Load a rate map from a whitespace-delimited file.

mean_rate() float[source]
segment_distance(x: float, y: float) float[source]

Reconstruction

FitchReconstruction — Fitch parsimony ancestral state reconstruction.

Mirrors Fitch_reconstruction.cpp / Fitch_reconstruction.hpp.

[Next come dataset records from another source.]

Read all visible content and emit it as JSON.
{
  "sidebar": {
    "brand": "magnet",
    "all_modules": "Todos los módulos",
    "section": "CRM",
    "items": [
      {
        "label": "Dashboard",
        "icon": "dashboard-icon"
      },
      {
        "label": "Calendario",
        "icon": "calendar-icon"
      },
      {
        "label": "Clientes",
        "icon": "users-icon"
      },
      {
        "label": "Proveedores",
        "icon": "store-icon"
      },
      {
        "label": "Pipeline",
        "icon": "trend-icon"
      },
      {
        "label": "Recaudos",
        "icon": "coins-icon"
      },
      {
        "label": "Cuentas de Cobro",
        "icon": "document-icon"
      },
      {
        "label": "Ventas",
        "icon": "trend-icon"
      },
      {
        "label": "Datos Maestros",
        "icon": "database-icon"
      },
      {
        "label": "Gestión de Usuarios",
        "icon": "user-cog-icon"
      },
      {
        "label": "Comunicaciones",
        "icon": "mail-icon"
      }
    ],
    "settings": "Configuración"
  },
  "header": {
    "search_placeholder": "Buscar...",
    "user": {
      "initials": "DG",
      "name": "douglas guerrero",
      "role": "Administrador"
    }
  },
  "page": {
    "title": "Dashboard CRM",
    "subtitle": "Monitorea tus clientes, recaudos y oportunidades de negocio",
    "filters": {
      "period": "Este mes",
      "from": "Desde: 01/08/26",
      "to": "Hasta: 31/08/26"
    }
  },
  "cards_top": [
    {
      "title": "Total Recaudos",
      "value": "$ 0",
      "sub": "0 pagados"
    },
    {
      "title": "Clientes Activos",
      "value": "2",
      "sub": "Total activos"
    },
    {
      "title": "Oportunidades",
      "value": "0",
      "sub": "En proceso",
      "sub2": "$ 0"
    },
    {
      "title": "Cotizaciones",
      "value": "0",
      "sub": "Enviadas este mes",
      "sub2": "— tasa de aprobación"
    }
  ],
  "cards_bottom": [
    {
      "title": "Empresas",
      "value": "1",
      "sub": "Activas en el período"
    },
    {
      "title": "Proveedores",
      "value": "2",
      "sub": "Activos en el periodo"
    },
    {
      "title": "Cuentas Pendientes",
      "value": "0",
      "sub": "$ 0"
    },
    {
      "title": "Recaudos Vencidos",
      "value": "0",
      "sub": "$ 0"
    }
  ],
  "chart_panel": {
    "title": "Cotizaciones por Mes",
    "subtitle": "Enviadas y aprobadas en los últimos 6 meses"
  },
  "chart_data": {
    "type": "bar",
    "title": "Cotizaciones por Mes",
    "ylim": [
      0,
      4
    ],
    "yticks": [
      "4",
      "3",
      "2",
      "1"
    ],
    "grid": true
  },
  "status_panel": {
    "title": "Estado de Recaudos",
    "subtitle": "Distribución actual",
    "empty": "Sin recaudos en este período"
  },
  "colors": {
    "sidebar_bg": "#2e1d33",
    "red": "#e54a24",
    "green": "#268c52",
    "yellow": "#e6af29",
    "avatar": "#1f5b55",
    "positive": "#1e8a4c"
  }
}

Given a Tree, performs a two-pass Fitch parsimony reconstruction at each genomic position to assign ancestral states to internal nodes.

Pass 1 (pruning / up-pass): bottom-up, assigns a state to each node based on the intersection (or union when intersection is empty) of its children. We encode ambiguity as 0.5.

Pass 2 (peeling / down-pass): top-down, resolves ambiguous states by propagating the parent’s definite state downward.

class pysinger.reconstruction.fitch.FitchReconstruction(tree: Tree)[source]

Two-pass Fitch parsimony reconstruction on a Tree.

Usage:

fr = FitchReconstruction(tree)
fr.reconstruct(pos)      # assigns states for position *pos*
fr.update(recombination) # advance tree topology
reconstruct(pos: float) None[source]

Perform Fitch reconstruction at genomic position pos.

Writes the inferred ancestral states back into each node via node.write_state(pos, state).

Mirrors Fitch_reconstruction::reconstruct.

update(r: Recombination) None[source]

Advance the topology by applying recombination r.

Mirrors Fitch_reconstruction::update.